I had recently started a training course which involved teaching teenagers art in the East End but I didn’t enjoy it. Johnny persuaded me to call it a day and concentrate on making a proper business out of the ever-increasing number of decorating jobs. The business took off on the back of the property boom of the 1980s and before long I was running two or three teams of builders and decorators installing bathrooms and kitchens and decorating whole houses. Johnny had by now abandoned his attempt to become a shipbroker and took over the admin and much of the organisation. The business flourished for the next five or six years until the arrival of children ushered in a new era in our lives.

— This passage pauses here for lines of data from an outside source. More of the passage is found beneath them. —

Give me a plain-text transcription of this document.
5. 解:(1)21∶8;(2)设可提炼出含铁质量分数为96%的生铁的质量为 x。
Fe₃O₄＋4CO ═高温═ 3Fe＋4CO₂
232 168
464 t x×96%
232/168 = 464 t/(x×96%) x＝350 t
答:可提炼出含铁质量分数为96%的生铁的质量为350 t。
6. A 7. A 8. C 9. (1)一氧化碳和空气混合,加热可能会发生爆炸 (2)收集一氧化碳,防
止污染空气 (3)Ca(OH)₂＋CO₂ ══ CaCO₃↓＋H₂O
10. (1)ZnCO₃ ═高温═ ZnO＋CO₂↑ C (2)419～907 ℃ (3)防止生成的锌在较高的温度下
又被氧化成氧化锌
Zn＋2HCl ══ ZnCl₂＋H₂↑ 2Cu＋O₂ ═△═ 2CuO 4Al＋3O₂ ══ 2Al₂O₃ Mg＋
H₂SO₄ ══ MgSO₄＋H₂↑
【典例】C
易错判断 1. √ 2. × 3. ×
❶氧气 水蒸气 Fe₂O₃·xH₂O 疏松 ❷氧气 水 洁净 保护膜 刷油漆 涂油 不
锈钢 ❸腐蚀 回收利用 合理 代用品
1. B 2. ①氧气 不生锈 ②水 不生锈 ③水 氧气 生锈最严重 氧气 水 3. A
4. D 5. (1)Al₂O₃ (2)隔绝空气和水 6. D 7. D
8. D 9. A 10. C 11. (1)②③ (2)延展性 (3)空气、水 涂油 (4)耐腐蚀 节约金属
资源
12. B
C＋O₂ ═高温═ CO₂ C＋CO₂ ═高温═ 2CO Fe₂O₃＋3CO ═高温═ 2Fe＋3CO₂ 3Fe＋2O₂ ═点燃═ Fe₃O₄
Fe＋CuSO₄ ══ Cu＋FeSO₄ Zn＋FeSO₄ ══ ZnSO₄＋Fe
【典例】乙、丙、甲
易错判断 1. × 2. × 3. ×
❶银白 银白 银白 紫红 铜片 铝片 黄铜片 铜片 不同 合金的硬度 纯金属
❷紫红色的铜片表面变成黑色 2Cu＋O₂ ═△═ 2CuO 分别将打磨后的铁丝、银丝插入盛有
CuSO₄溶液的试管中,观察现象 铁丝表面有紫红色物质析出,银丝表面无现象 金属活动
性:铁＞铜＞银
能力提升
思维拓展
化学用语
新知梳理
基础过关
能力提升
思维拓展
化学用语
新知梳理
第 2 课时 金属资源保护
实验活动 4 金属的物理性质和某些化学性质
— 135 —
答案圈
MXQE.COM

By the time Tommy and Emma were both at school I was becoming desperate to return to my art. At the same time we had begun to feel the need to move out of London and find more space for all the family. We were aware that the surge in property prices had made it possible to exchange a small terraced Victorian house in Battersea for a substantial property in the country and started looking for somewhere in Dorset. We ended up at Abbotts Wootton in the depths of the Marshwood Vale not knowing a soul within fifty miles. Despite the beautiful surroundings it was difficult and strange at first, but after a while we acquired a great circle of friends and it proved a magical place for the children to grow up. Now after twenty-two years I can’t imagine life anywhere else. Our children have grown up and left home but often return to spend time here. They are both free spirits and have spent much of their adult lives abroad. Tommy is now married and works as a freelance journalist in Africa and the Middle East, and Emma is an artist who has recently travelled to Mongolia and back on a Vespa!

Before we left London I had tentatively returned to working as an artist and had already accepted a few commissions for portrait sculptures and the odd mural. I had also begun to wind up the decorating business and was giving morning art classes to groups of mothers with school-age children. When we moved to Dorset I immediately set about trying to establish both the sculpture and some classes in our new home. Gradually by word of mouth two new businesses emerged and developed, and together with Johnny’s business importing ceramic pottery from Sicily, they have formed the basis of our life here ever since.

Apart from my family, my two passions in life are my art and my garden. I regard myself as extremely lucky to have had the chance to satisfy my creative side in so many ways and to have the use of such a spacious studio. It would be impossible without it to produce such large sculptures, or to have all the classes and courses which I now give. Being an artist of any kind can be a solitary and introspective business, but the regular art classes provide company and a refreshing break. It gives me huge pleasure to help people develop their talents and I firmly believe that everyone has within them the ability to sculpt and to draw, but few people have the opportunity or find the time to discover it.’